La vieille Lisbeth lui présenta un plat d’épinards au maigre, spécialement préparés pour lui, à cause du vendredi.

La grand’mère Sophia hochait la tête. Elle n’avait pas vieilli, toujours droite, portant haut sa tête placide sous le bonnet à coques. Elle dit au Père :

— Nous avons eu ce matin des nouvelles d’André et de Maurice. Ils vont bien.

— Deux de nos meilleurs élèves, reprit le Père Desroques. Ils feront honneur, j’en suis sûr, à Saint-Clément et à l’armée.

Du Breuil regardait Anine. Elle sourit avec fierté, en entendant parler de ses frères. Elle ne ressemblait plus à la petite fille frêle d’autrefois. Avec ses yeux bleus, ses beaux cheveux dorés, elle avait une beauté pensive, un charme grave. Silencieuse, réfléchie, d’un grand bon sens, l’âme pure et haute, c’était bien une Lorraine, une vraie fille de Metz. Une grâce virginale parait ses vingt-cinq ans épanouis.

— Ah ! mes grands ! soupira Mme Bersheim.
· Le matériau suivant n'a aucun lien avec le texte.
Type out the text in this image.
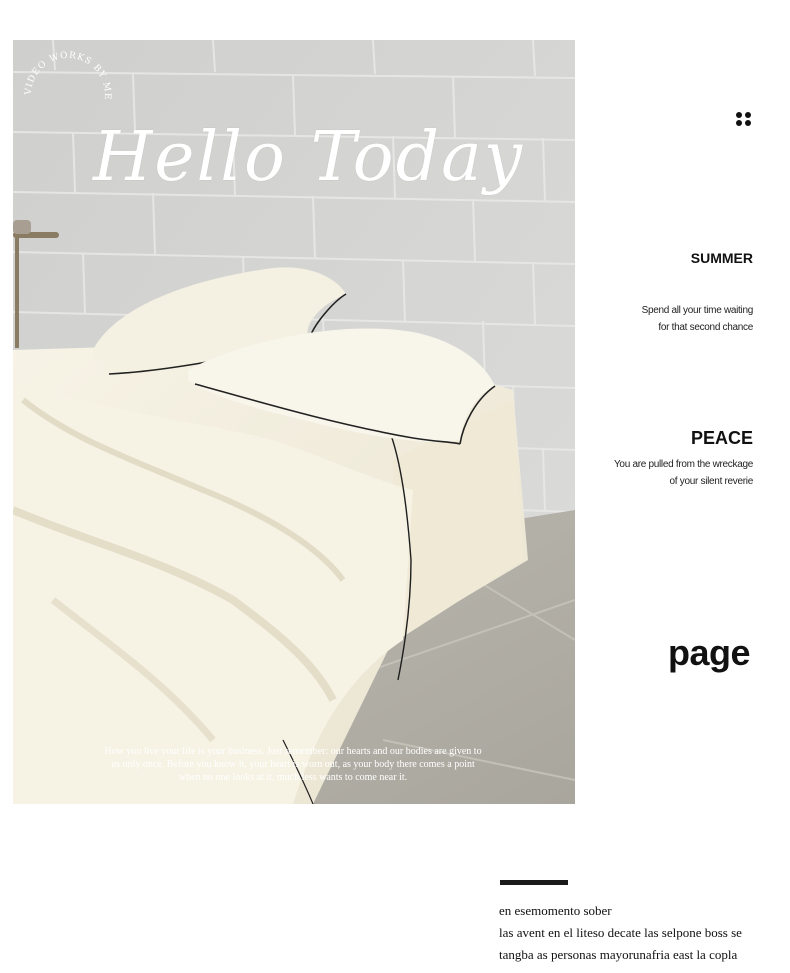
Hello Today
VIDEO WORKS BY ME
How you live your life is your business. Just remember: our hearts and our bodies are given to
us only once. Before you know it, your heart is worn out, as your body there comes a point
when no one looks at it, much less wants to come near it.
SUMMER
Spend all your time waiting
for that second chance
PEACE
You are pulled from the wreckage
of your silent reverie
page
en esemomento sober
las avent en el liteso decate las selpone boss se
tangba as personas mayorunafria east la copla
Elle avait beau être chrétienne, cela lui déchirait le cœur, de songer au péril couru par ses fils. André, lieutenant de cuirassiers, Maurice, sergent-major de zouaves, l’un dans la division Duhesme, l’autre dans la division Ducrot, écrivaient de Strasbourg, où le maréchal de Mac-Mahon venait d’arriver.

— Mac-Mahon ! s’écria Bersheim, voilà un homme !

Du Breuil, arrivé la nuit précédente, avait pris le jour même son service au quartier général. Il était affecté au service des mouvemens, sous la direction du colonel Laune. L’Empereur, justement, venait d’enjoindre à Mac-Mahon de ne rien entreprendre avant huit jours. Du Breuil avait copié cet ordre. Il se borna à répondre que les quatre divisions du maréchal achevaient de s’organiser. Ce qu’il ne dit pas, ce fut son mécontentement, après une heure de travail, dans la petite salle de l’hôtel de l’Europe, au milieu d’une confusion et d’un désordre sans exemple. Ils étaient à trente officiers griffonnant, riant, bavardant, en plein tapage de portes battantes, parmi d’incessans va-et-vient. Il avait pu constater à nouveau les retards et le désarroi de la concentration, l’impéritie des services administratifs, la faiblesse des effectifs, le vide des magasins. Mais cette fois, à portée de l’ennemi, c’était grave.

Il n’y a qu’à foncer ! dit Bersheim, optimiste. Seule, l’ingérence de l’Empereur dans le haut commandement m’effraye.